Le MNR avait tenu un langage radical le temps du soulèvement mais il n’avait jamais voulu que celui-ci aboutisse à la prise du pouvoir par la classe ouvrière alliée aux paysans pauvres. Si cela avait été le cas, cette révolution aurait pu constituer un exemple plus fécond que la révolution cubaine elle-même. Mais le MNR craignait plus la classe ouvrière que l’impérialisme américain. Et, dès que la mobilisation populaire retomba, il se rallia aux États-Unis. Dès 1953, ceux-ci reprirent leurs achats d’étain, y ajoutant une aide financière représentant le tiers du budget de l’État bolivien. En échange, ce dernier devait servir les compagnies américaines. En 1961, le pouvoir de l’armée fut rétabli, avec le soutien de l’administration Kennedy. Les militaires se redéployaient dans les centres miniers, prêts à y écraser tout soulèvement. La servilité du MNR n’empêcha pas qu’il soit écarté par l’armée en 1964, quand les dirigeants des États-Unis orchestrèrent une vague de putschs militaires pour maintenir leur influence dans la région.

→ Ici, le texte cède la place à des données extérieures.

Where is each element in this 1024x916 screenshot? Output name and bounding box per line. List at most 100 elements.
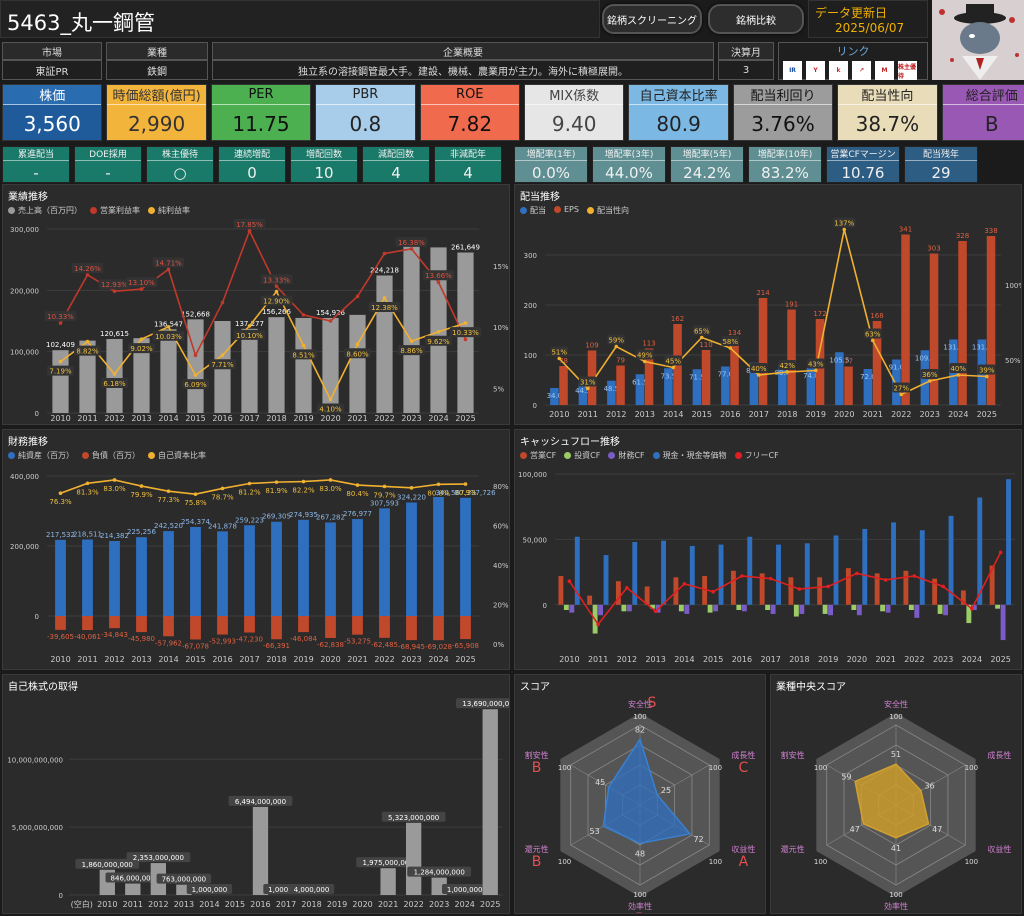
eps-bar[interactable] [559, 366, 568, 405]
eps-bar[interactable] [730, 338, 739, 405]
equity-bar[interactable] [136, 537, 147, 616]
debt-bar[interactable] [352, 616, 363, 635]
investing-cf-bar[interactable] [678, 604, 684, 612]
link-icon-4[interactable]: M [875, 61, 894, 80]
investing-cf-bar[interactable] [736, 604, 742, 610]
financing-cf-bar[interactable] [598, 604, 604, 616]
financing-cf-bar[interactable] [971, 604, 977, 610]
operating-cf-bar[interactable] [730, 570, 736, 605]
dividend-bar[interactable] [778, 364, 787, 405]
investing-cf-bar[interactable] [621, 604, 627, 612]
sales-bar[interactable] [295, 317, 312, 413]
debt-bar[interactable] [163, 616, 174, 637]
financing-cf-bar[interactable] [856, 604, 862, 616]
debt-bar[interactable] [433, 616, 444, 641]
dividend-bar[interactable] [721, 366, 730, 406]
investing-cf-bar[interactable] [650, 604, 656, 609]
buyback-bar[interactable] [252, 806, 269, 895]
investing-cf-bar[interactable] [793, 604, 799, 617]
cash-bar[interactable] [804, 543, 810, 605]
eps-bar[interactable] [616, 365, 625, 406]
eps-bar[interactable] [901, 234, 910, 406]
cash-bar[interactable] [689, 545, 695, 605]
financing-cf-bar[interactable] [741, 604, 747, 612]
financing-cf-bar[interactable] [828, 604, 834, 616]
cash-bar[interactable] [574, 536, 580, 605]
dividend-bar[interactable] [664, 368, 673, 405]
investing-cf-bar[interactable] [880, 604, 886, 612]
equity-bar[interactable] [190, 526, 201, 616]
financing-cf-bar[interactable] [914, 604, 920, 618]
equity-bar[interactable] [55, 539, 66, 616]
dividend-bar[interactable] [749, 362, 759, 405]
operating-cf-bar[interactable] [989, 565, 995, 605]
debt-bar[interactable] [460, 616, 471, 640]
financing-cf-bar[interactable] [799, 604, 805, 614]
debt-bar[interactable] [55, 616, 66, 630]
dividend-bar[interactable] [892, 359, 901, 406]
debt-bar[interactable] [244, 616, 255, 633]
investing-cf-bar[interactable] [851, 604, 857, 610]
equity-bar[interactable] [406, 502, 417, 616]
operating-cf-bar[interactable] [702, 576, 708, 605]
sales-bar[interactable] [349, 314, 366, 413]
sales-bar[interactable] [106, 339, 123, 413]
eps-bar[interactable] [844, 366, 853, 406]
buyback-bar[interactable] [125, 883, 141, 895]
cash-bar[interactable] [833, 535, 839, 605]
eps-bar[interactable] [986, 236, 996, 405]
equity-bar[interactable] [271, 521, 282, 616]
sales-bar[interactable] [160, 329, 177, 413]
financing-cf-bar[interactable] [943, 604, 949, 616]
link-icon-1[interactable]: Y [806, 61, 825, 80]
cash-bar[interactable] [747, 536, 753, 605]
eps-bar[interactable] [787, 309, 796, 406]
equity-bar[interactable] [460, 497, 471, 616]
sales-bar[interactable] [403, 245, 420, 413]
cash-bar[interactable] [718, 544, 724, 605]
financing-cf-bar[interactable] [684, 604, 690, 614]
screening-button[interactable]: 銘柄スクリーニング [602, 4, 702, 34]
cash-bar[interactable] [776, 544, 781, 605]
sales-bar[interactable] [133, 338, 150, 413]
operating-cf-bar[interactable] [587, 595, 593, 605]
financing-cf-bar[interactable] [885, 604, 891, 613]
dividend-bar[interactable] [863, 369, 873, 405]
investing-cf-bar[interactable] [937, 604, 943, 614]
buyback-bar[interactable] [405, 822, 422, 895]
dividend-bar[interactable] [692, 369, 702, 405]
financing-cf-bar[interactable] [1000, 604, 1006, 641]
operating-cf-bar[interactable] [644, 586, 650, 605]
debt-bar[interactable] [298, 616, 309, 633]
operating-cf-bar[interactable] [558, 576, 564, 605]
financing-cf-bar[interactable] [770, 604, 776, 614]
cash-bar[interactable] [1006, 479, 1011, 605]
equity-bar[interactable] [352, 519, 363, 616]
operating-cf-bar[interactable] [817, 577, 823, 605]
investing-cf-bar[interactable] [707, 604, 713, 613]
operating-cf-bar[interactable] [932, 578, 938, 605]
investing-cf-bar[interactable] [563, 604, 569, 610]
operating-cf-bar[interactable] [759, 573, 765, 605]
operating-cf-bar[interactable] [845, 568, 851, 605]
investing-cf-bar[interactable] [822, 604, 828, 614]
investing-cf-bar[interactable] [908, 604, 914, 610]
financing-cf-bar[interactable] [713, 604, 719, 612]
buyback-bar[interactable] [482, 709, 498, 895]
sales-bar[interactable] [79, 340, 96, 413]
equity-bar[interactable] [109, 540, 120, 616]
debt-bar[interactable] [271, 616, 282, 640]
debt-bar[interactable] [325, 616, 336, 638]
cash-bar[interactable] [661, 540, 666, 605]
financing-cf-bar[interactable] [569, 604, 575, 613]
equity-bar[interactable] [433, 497, 444, 616]
sales-bar[interactable] [376, 275, 393, 413]
operating-cf-bar[interactable] [615, 581, 621, 605]
sales-bar[interactable] [241, 328, 258, 413]
sales-bar[interactable] [322, 317, 339, 413]
eps-bar[interactable] [701, 350, 711, 405]
investing-cf-bar[interactable] [966, 604, 972, 624]
cash-bar[interactable] [603, 555, 609, 605]
equity-bar[interactable] [244, 525, 255, 616]
operating-cf-bar[interactable] [903, 570, 909, 605]
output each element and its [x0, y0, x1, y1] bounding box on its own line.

La dictature dura dix-huit ans. Le 14 juillet 1985, Paz Estenssoro et le MNR revinrent aux affaires, cette fois pour mener la politique de privatisation encouragée dans le monde impérialiste. La même année, le krach mondial de l’étain entraîna la liquidation des mines et des licenciements massifs de mineurs.

Depuis la Deuxième Guerre mondiale, les travailleurs boliviens se sont soulevés à plusieurs reprises. Lorsqu’ils ont été victorieux, comme en 1952, cette victoire leur a malheureusement été ravie par le parti de Paz Estenssoro, qui a ensuite oeuvré à normaliser la situation dans le respect de l’ordre impérialiste. Il reste la démonstration que le pouvoir ouvrier est possible, s’il ne se laisse pas déposséder par des bureaucrates syndicaux et des petits bourgeois nationalistes.